At the fifth attempt, Andy Murray has finally cast aside the shadow of British male failure in Grand Slams. It only took 76 years. My own grandmother had only been alive for two years at the time of Fred Perry's Wimbledon success.
What was most impressive of all was the plucky Scot's mental fortitude throughout his epic five-set win over Novak Djokovic in the US Open final. When the Serb broke serve at the start of the fourth set, many would surely have predicted more British heartbreak, as the momentum had undoubtedly shifted. Where once Djokvoic had been ailing, he was now prospering and sensing blood with each powerful groundstroke.

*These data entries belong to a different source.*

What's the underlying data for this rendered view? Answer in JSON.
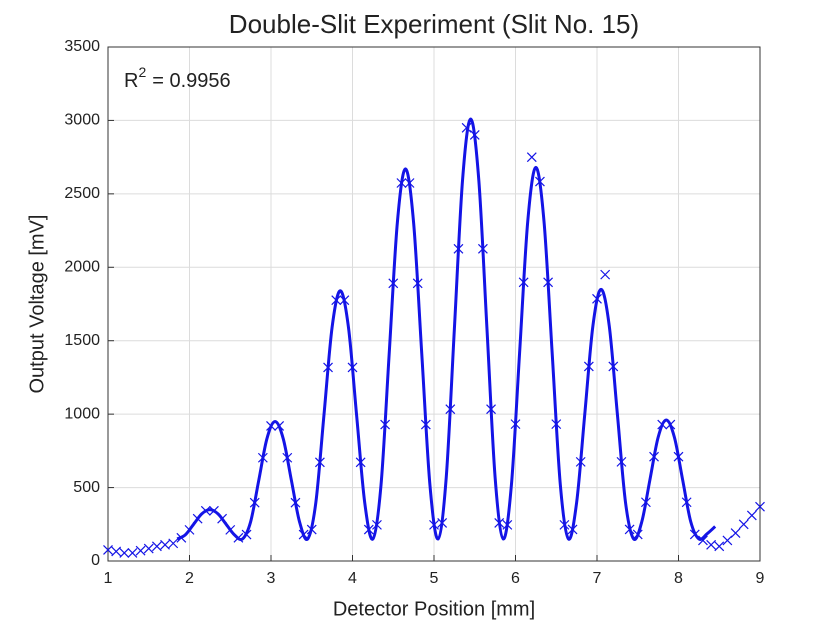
{
  "chart_data": {
    "type": "scatter",
    "title": "Double-Slit Experiment (Slit No. 15)",
    "x_label": "Detector Position [mm]",
    "y_label": "Output Voltage [mV]",
    "annotation": {
      "symbol": "R",
      "exponent": "2",
      "text": "= 0.9956"
    },
    "xlim": [
      1,
      9
    ],
    "xticks": [
      1,
      2,
      3,
      4,
      5,
      6,
      7,
      8,
      9
    ],
    "ylim": [
      0,
      3500
    ],
    "yticks": [
      0,
      500,
      1000,
      1500,
      2000,
      2500,
      3000,
      3500
    ],
    "grid": true,
    "series": [
      {
        "style": "markers",
        "color": "#1414e6",
        "x": [
          1.0,
          1.1,
          1.2,
          1.3,
          1.4,
          1.5,
          1.6,
          1.7,
          1.8,
          1.9,
          2.0,
          2.1,
          2.2,
          2.3,
          2.4,
          2.5,
          2.6,
          2.7,
          2.8,
          2.9,
          3.0,
          3.1,
          3.2,
          3.3,
          3.4,
          3.5,
          3.6,
          3.7,
          3.8,
          3.9,
          4.0,
          4.1,
          4.2,
          4.3,
          4.4,
          4.5,
          4.6,
          4.7,
          4.8,
          4.9,
          5.0,
          5.1,
          5.2,
          5.3,
          5.4,
          5.5,
          5.6,
          5.7,
          5.8,
          5.9,
          6.0,
          6.1,
          6.2,
          6.3,
          6.4,
          6.5,
          6.6,
          6.7,
          6.8,
          6.9,
          7.0,
          7.1,
          7.2,
          7.3,
          7.4,
          7.5,
          7.6,
          7.7,
          7.8,
          7.9,
          8.0,
          8.1,
          8.2,
          8.3,
          8.4,
          8.5,
          8.6,
          8.7,
          8.8,
          8.9,
          9.0
        ],
        "values": [
          75,
          65,
          55,
          55,
          70,
          85,
          100,
          110,
          120,
          158,
          212,
          288,
          342,
          342,
          288,
          212,
          158,
          180,
          397,
          703,
          920,
          920,
          703,
          397,
          180,
          214,
          672,
          1318,
          1776,
          1776,
          1318,
          672,
          214,
          246,
          929,
          1891,
          2574,
          2574,
          1891,
          929,
          246,
          259,
          1034,
          2126,
          2950,
          2901,
          2126,
          1034,
          259,
          246,
          932,
          1898,
          2750,
          2584,
          1898,
          932,
          246,
          215,
          675,
          1325,
          1785,
          1950,
          1325,
          675,
          215,
          181,
          400,
          710,
          929,
          929,
          710,
          400,
          181,
          140,
          110,
          100,
          140,
          190,
          250,
          310,
          370
        ]
      },
      {
        "style": "line",
        "color": "#1414e6",
        "x": [
          1.85,
          1.95,
          2.05,
          2.15,
          2.25,
          2.35,
          2.45,
          2.55,
          2.65,
          2.75,
          2.85,
          2.95,
          3.05,
          3.15,
          3.25,
          3.35,
          3.45,
          3.55,
          3.65,
          3.75,
          3.85,
          3.95,
          4.05,
          4.15,
          4.25,
          4.35,
          4.45,
          4.55,
          4.65,
          4.75,
          4.85,
          4.95,
          5.05,
          5.15,
          5.25,
          5.35,
          5.45,
          5.55,
          5.65,
          5.75,
          5.85,
          5.95,
          6.05,
          6.15,
          6.25,
          6.35,
          6.45,
          6.55,
          6.65,
          6.75,
          6.85,
          6.95,
          7.05,
          7.15,
          7.25,
          7.35,
          7.45,
          7.55,
          7.65,
          7.75,
          7.85,
          7.95,
          8.05,
          8.15,
          8.25,
          8.35,
          8.45
        ],
        "values": [
          150,
          179,
          250,
          321,
          350,
          321,
          250,
          179,
          150,
          267,
          550,
          833,
          950,
          833,
          550,
          267,
          150,
          397,
          995,
          1593,
          1840,
          1593,
          995,
          397,
          150,
          518,
          1410,
          2302,
          2670,
          2302,
          1410,
          518,
          150,
          568,
          1580,
          2592,
          3010,
          2592,
          1580,
          568,
          150,
          519,
          1415,
          2311,
          2680,
          2311,
          1415,
          519,
          150,
          398,
          1000,
          1602,
          1850,
          1602,
          1000,
          398,
          150,
          268,
          555,
          842,
          960,
          842,
          555,
          268,
          150,
          185,
          235
        ]
      }
    ]
  }
}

Yet somehow Murray prevailed. You got the sense that with the match back in the balance the Brit lost his nerves. Those nerves had undoubtedly been present at 4-0 up in the second set, where he somehow contrived to allow Djokovic a double break-back. But also present in that second set was the guts and drive to drag himself over the line and take it 7-5. That pattern was to be repeated as a two-set lead became the most gut-wrenching of victories. If the win over Federer at the Olympics was a walk in the park, this was a swim against the mightiest of tides, as the Serb world number two is a fearsome competitor who never gave up.
A key part of Murray's undoubtedly personal triumph was the recognition that he couldn't do it alone. That he lacked the ruthlessness and self-confidence to go that one step further. Step forward Mr Ivan Lendl. Widely thought of as a shrewd move at the time of his appointment, the Czech legend added the extra 1% that was missing to Murray's already world-class game, and you wouldn't argue if his name was etched in very small print onto this year's US Open trophy.
So where to go from here? Well, repeated Grand Slam glory will have to wait until 2013, and the Australian Open in Adelaide. But before that Murray will want to put down a real marker at the season ending ATP Championships in London. He is yet to win one of these - should he do so it would undoubtedly be classed as Murray's 2012. With the following Grand Slam record - one win, one final, one semi-final and one quarter-final - coupled with Olympic Gold, we may yet see a dominance to rival that of Djokovic in 2011.
Now if you'll excuse me, I'm going to catch up on my sleep. Well done Andy, you've finally silenced your critics.